Nash was one of the leaders of the students who participated in department store sit-ins in Nashville to protest segregation because she ably presented herself to the press and police. She was especially noted for her refusal, when arrested, to post bail. In one instance, she along with her fellow detainees, told the judge that to pay bail would be “contributing to and supporting the injustice and immoral practices that have been performed in the arrest and conviction” of the protestors. Nash and her fellow students were not going to let the state profit off their protest or validate the actions of the state in unjustly arresting them.
Nash played a role in the founding of SNCC, eventually assuming the role of leading their direct action campaigns. She also helped to continue the Freedom Rides of 1961 through coordination and support.
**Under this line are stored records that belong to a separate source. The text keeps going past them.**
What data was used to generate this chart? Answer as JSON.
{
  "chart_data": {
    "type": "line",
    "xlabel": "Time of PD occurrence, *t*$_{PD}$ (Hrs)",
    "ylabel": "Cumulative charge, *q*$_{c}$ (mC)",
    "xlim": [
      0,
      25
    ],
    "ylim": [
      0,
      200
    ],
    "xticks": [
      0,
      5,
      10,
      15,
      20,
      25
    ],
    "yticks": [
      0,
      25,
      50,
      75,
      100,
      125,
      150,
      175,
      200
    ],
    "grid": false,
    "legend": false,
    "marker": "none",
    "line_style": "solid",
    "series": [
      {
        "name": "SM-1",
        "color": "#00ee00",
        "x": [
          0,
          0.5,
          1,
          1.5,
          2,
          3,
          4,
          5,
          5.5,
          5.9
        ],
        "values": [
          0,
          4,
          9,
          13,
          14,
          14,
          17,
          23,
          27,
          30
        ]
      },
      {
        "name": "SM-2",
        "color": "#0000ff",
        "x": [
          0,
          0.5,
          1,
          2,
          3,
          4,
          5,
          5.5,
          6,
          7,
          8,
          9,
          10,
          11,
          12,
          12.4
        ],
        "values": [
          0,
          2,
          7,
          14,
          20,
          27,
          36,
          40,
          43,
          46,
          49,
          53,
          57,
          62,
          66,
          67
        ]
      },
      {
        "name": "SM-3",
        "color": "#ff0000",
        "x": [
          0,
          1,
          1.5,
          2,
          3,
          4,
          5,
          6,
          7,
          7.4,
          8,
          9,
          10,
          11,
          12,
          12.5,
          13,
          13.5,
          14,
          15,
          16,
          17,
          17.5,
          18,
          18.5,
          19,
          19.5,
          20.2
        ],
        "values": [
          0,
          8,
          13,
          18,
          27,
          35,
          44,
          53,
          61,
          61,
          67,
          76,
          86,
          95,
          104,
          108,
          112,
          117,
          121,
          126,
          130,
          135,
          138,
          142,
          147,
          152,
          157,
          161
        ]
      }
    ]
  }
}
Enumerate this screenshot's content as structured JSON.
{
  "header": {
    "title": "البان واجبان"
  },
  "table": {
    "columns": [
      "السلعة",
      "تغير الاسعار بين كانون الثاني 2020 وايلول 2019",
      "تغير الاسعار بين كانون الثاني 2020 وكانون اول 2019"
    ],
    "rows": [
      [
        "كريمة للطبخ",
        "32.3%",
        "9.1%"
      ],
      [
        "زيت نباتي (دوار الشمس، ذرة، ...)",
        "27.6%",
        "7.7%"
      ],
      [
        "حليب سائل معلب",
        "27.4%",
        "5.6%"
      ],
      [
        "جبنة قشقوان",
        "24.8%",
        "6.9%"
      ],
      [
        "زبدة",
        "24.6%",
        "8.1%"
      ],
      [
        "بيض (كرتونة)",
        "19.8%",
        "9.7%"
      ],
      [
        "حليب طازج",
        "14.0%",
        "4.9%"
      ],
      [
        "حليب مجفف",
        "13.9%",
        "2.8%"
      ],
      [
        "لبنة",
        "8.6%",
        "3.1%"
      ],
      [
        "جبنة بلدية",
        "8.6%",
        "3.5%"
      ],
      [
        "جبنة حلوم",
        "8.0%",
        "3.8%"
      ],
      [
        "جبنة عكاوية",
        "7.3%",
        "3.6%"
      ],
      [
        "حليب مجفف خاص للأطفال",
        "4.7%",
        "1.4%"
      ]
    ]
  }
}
She would eventually be arrested in Mississippi on the charge of contributing to delinquency of minors because of her role in teaching them nonviolence. Though pregnant, she opted to serve her sentence rather than post bail, continuing her long-standing principle of “jail without bail.” The judge chose to suspend her sentence rather than face the negative publicity likely to arise from sending a pregnant woman to jail. Nash, and the many college students like her, were often on the front lines of direct action and leaders in the nonviolent movement. Her activity in coordinating and organizing that activity was crucial to the work of freedom.
Clark, Hamer, and Nash deserve to be lauded and remembered for their tireless efforts in the civil rights movement. Each of these women — along with those whose names we might never know — contributed to the long-overdue recognition of every human being’s right to be treated equally and with dignity. May we all have such a heart for our fellow man and for the pursuit of justice.
Image caption: The House of Representatives met today to affirm seating of its Mississippi members, as Civil Rights demonstrators massed in silent support of their claim that the State’s elections were illegal because blacks were barred from the polls. They are, left to right: Fannie Lou Hamer, Victoria Gray, and Annie Devine.